Take a look at your calendar. Do you have any meetings with "accessibility" in the title? What about the most recent sprint planning sessions? Did someone bring up accessibility? What about onboarding new people on your team? Is there a person responsible for introducing new hires to accessibility processes in your organisation?
If you're mostly shaking your head, you might have an accessibility problem.
There is no sustained effort devoted to advancing accessibility awareness and adoption within your organisation. This may be because there's no dedicated accessibility expert or champion ready to take up the mantle.
The role of an accessibility advocate isn't being the "accessibility person." An advocate is that persistent voice that keeps accessibility in focus when competing priorities threaten to push it aside. They ask the uncomfortable questions in design reviews. They reject PRs because there's been no consideration for accessibility. They remind everyone they need to test their work with various devices. They push for user testing with people with disabilities.
They are passionate and want to make sure accessibility is not an afterthought tacked on at the end of projects.
It may feel like it's a solo mission. In the beginning it sure is. But it cannot be that for the long term.

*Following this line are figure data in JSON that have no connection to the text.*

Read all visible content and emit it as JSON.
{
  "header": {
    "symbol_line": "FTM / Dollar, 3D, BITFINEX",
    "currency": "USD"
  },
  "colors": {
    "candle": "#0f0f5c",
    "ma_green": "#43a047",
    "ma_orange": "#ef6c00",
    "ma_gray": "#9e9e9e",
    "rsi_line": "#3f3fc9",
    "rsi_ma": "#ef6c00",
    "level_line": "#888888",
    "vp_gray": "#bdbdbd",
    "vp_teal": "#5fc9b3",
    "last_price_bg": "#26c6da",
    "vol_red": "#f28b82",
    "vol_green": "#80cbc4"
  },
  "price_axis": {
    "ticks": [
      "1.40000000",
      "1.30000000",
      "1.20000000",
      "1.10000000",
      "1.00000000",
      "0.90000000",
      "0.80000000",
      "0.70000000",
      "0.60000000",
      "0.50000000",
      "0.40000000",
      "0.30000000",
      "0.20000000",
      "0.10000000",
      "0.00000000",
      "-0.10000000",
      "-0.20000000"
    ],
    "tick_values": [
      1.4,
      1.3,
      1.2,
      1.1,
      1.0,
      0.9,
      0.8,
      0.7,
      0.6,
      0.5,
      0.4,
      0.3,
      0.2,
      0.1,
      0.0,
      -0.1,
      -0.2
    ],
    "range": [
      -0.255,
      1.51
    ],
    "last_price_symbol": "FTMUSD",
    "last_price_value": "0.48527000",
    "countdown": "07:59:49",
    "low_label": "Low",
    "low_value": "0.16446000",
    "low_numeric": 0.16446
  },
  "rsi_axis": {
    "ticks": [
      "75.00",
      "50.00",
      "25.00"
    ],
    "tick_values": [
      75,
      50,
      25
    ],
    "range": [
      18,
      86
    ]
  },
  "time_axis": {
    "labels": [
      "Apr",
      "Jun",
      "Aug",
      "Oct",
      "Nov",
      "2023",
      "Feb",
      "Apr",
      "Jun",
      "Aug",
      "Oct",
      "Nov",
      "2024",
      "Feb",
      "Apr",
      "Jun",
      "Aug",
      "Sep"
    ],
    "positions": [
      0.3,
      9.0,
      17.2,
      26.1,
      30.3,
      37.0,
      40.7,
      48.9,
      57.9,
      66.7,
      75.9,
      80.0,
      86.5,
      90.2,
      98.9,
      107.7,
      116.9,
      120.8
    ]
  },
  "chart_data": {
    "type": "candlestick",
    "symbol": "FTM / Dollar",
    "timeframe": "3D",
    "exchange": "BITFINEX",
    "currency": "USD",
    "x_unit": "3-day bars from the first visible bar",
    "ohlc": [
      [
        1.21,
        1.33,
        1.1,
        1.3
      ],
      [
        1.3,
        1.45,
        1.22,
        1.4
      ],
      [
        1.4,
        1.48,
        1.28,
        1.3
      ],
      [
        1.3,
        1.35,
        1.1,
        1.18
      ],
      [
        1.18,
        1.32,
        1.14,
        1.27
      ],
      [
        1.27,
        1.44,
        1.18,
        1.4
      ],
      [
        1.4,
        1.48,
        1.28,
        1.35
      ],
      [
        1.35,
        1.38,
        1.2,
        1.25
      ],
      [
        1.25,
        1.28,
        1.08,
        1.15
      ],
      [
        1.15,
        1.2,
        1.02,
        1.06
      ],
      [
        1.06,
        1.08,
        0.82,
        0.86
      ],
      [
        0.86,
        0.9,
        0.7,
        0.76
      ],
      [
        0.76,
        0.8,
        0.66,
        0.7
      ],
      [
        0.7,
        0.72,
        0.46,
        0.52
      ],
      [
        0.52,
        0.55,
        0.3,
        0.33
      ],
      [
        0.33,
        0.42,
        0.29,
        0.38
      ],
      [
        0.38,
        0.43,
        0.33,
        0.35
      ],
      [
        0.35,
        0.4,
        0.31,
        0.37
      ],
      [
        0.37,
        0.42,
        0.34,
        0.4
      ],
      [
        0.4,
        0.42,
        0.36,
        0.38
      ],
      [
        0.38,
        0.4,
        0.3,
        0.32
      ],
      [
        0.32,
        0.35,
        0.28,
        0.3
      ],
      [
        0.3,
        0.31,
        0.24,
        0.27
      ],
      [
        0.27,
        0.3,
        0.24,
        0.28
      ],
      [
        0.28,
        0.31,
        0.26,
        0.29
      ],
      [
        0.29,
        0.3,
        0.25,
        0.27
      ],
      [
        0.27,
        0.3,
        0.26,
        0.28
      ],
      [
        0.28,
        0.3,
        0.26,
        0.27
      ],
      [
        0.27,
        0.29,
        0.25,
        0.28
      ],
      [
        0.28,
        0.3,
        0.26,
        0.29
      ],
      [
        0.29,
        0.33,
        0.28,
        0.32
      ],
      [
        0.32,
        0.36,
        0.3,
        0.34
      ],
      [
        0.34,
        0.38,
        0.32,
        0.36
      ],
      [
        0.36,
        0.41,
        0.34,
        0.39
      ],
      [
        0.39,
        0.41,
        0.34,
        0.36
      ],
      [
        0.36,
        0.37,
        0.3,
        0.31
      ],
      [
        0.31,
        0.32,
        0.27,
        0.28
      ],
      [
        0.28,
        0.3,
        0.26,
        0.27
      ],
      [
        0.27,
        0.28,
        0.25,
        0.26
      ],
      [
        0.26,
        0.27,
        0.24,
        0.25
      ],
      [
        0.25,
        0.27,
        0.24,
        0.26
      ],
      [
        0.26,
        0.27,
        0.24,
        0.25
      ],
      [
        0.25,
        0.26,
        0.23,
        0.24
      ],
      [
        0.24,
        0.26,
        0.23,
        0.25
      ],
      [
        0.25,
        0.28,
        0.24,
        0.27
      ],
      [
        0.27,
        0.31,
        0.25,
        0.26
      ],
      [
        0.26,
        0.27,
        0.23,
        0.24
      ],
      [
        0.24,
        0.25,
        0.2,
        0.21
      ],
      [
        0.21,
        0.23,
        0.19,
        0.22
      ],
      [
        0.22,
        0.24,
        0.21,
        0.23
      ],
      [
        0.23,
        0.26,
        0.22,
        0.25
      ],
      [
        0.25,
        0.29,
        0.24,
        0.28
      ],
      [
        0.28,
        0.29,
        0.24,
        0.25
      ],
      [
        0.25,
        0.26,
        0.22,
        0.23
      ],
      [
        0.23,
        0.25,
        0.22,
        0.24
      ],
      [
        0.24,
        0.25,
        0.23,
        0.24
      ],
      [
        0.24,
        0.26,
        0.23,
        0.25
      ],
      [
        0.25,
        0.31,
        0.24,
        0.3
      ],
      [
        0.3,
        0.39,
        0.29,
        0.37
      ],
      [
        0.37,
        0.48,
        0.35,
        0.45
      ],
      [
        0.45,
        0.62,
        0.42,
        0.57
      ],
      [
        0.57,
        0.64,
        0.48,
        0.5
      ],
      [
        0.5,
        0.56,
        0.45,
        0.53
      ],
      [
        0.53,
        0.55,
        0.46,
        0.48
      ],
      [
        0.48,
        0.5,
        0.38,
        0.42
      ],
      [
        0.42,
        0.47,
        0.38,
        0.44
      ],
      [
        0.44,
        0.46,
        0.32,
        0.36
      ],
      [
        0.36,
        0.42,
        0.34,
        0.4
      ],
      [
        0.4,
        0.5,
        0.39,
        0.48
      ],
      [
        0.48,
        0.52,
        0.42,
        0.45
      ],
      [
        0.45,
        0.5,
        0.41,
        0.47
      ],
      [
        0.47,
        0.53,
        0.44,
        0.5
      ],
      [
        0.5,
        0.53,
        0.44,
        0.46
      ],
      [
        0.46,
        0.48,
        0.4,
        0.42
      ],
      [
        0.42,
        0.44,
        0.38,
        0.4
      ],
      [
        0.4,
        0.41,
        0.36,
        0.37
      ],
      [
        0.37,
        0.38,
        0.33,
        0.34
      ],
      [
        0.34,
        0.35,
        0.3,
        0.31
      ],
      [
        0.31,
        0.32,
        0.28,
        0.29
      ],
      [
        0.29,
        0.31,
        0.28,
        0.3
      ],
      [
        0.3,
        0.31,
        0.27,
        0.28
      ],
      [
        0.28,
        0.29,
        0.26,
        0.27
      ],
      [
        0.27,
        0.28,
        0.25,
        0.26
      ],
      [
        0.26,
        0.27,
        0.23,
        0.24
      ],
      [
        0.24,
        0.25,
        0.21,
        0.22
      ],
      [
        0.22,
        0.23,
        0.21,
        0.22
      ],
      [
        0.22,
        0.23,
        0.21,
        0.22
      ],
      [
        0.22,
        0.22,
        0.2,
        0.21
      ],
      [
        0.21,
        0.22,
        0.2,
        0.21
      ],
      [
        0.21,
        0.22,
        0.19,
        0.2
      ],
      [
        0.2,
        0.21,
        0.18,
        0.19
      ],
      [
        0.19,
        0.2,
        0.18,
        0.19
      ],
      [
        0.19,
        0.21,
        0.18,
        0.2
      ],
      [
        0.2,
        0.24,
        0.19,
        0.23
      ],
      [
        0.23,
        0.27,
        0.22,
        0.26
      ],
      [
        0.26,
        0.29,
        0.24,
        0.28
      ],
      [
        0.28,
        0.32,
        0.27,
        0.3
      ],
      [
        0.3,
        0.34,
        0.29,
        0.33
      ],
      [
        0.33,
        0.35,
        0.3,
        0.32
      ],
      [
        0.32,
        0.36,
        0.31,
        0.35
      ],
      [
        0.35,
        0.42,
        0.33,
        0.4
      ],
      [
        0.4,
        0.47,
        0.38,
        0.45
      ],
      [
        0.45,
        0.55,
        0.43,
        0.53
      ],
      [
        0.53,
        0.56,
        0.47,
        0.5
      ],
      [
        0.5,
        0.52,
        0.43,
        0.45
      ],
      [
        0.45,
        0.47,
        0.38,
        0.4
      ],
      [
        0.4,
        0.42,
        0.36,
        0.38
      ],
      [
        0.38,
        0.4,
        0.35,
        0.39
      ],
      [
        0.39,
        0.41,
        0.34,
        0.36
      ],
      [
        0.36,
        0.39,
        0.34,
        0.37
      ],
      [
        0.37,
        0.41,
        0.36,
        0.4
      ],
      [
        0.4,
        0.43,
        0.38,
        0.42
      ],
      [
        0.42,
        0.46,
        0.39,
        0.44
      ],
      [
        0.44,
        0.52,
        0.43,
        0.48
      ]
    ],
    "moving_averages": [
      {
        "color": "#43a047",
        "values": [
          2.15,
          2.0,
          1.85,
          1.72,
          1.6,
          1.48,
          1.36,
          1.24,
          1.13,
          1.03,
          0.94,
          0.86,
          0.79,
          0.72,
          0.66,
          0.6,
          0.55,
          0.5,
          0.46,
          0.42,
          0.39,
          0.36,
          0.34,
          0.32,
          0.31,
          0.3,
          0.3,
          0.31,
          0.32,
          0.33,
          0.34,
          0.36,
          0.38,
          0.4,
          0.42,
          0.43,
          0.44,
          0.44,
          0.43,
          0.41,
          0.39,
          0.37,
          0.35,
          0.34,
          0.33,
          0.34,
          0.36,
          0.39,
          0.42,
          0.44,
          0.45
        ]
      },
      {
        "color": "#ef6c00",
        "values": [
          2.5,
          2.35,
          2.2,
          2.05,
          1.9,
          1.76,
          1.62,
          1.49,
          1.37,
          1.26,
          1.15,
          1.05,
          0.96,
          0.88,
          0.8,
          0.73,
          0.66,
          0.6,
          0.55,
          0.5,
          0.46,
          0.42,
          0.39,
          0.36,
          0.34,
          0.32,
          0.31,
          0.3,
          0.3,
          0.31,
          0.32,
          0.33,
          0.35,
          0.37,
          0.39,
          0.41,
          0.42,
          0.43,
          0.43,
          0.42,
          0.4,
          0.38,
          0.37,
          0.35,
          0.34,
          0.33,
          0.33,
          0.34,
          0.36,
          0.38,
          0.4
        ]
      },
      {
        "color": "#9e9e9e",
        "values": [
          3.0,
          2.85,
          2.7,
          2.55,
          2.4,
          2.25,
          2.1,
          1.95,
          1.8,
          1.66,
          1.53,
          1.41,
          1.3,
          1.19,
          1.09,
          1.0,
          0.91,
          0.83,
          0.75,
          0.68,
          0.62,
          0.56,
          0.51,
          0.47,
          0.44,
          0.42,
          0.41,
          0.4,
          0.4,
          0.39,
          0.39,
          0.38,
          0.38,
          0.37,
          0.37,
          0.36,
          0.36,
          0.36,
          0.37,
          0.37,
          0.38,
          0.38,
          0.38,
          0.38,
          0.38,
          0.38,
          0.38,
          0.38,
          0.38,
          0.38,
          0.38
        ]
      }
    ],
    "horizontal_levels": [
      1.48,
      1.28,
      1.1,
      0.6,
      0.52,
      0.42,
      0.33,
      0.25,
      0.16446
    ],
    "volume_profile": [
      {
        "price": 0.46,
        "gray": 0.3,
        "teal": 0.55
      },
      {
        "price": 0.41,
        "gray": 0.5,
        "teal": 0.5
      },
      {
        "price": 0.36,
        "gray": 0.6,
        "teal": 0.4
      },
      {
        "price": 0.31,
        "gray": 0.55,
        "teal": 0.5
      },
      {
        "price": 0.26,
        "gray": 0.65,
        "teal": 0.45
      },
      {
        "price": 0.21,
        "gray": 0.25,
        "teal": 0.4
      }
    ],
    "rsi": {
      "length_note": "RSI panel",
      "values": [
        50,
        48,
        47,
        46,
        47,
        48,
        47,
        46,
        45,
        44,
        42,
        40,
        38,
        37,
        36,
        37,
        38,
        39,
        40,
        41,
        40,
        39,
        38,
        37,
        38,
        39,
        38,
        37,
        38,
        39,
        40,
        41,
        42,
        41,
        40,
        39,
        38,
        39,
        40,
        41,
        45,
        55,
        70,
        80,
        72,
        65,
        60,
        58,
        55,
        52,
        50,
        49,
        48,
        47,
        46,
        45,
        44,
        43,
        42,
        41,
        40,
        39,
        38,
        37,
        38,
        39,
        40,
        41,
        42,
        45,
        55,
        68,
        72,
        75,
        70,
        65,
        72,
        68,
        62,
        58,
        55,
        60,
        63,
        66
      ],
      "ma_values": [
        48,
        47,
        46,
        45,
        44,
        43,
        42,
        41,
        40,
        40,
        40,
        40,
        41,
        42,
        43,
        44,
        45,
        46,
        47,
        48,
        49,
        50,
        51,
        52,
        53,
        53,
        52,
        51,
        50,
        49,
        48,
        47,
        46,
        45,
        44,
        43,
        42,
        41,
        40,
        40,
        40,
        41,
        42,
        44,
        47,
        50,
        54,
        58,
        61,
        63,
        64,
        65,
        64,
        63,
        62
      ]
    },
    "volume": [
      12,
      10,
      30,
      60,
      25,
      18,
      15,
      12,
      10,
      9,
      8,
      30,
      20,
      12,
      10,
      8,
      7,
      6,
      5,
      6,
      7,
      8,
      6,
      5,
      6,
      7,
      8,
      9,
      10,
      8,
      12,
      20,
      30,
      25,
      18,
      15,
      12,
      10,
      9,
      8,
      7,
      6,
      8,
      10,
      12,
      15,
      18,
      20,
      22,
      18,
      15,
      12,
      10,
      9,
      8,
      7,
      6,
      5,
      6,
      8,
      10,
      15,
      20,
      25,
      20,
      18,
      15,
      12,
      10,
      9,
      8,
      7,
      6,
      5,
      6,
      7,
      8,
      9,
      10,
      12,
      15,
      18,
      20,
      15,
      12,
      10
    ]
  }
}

Through sustained effort, accessibility advocates need to build networks of allies across teams. They find the designers who care deeply about inclusive design. They need to work with the developers who get excited about semantic HTML. They build up the product owners to understand the business value of accessibility.
They are persistent and patient. They connect the dots.
Like cultural safety, accessibility advocacy as a metric is also hard to quantify. You could look at things like:
- Meeting agendas and project kickoffs include accessibility considerations
- Team members proactively share accessibility resources or articles
- Developers and designers include accessibility in their initial solutions rather than waiting for review feedback
- Sprint planning sessions incorporate accessibility tasks not as special items
- Other teams reach out for accessibility guidance before making decisions
- Job postings across different roles include accessibility knowledge as a desired skill or responsibility
You can't measure the success by how many people you convert overnight. You need to look at the small wins.
Notice the developer who starts asking about keyboard navigation unprompted. Celebrate the designer who includes alt text in their mock-ups without being reminded. Praise the product owner who builds accessibility testing into the sprint schedule.
The goal is to make accessibility everyone's responsibility. To do that, you can start tracking:
- Engagement metrics. Look at the number of accessibility-focused meetings, workshops and training sessions, as well as who initiates these conversations.
- Knowledge spread. Document how accessibility knowledge spreads through the organisation.
- Process integration. Does accessibility show up in documentation, design systems and development workflows?
- Resource allocation. Monitor budget allocation for accessibility tools, training and testing. Look at the time allocated to accessibility work during sprint planning.
You won't get it right overnight. It will be uncomfortable at first. All important problems are.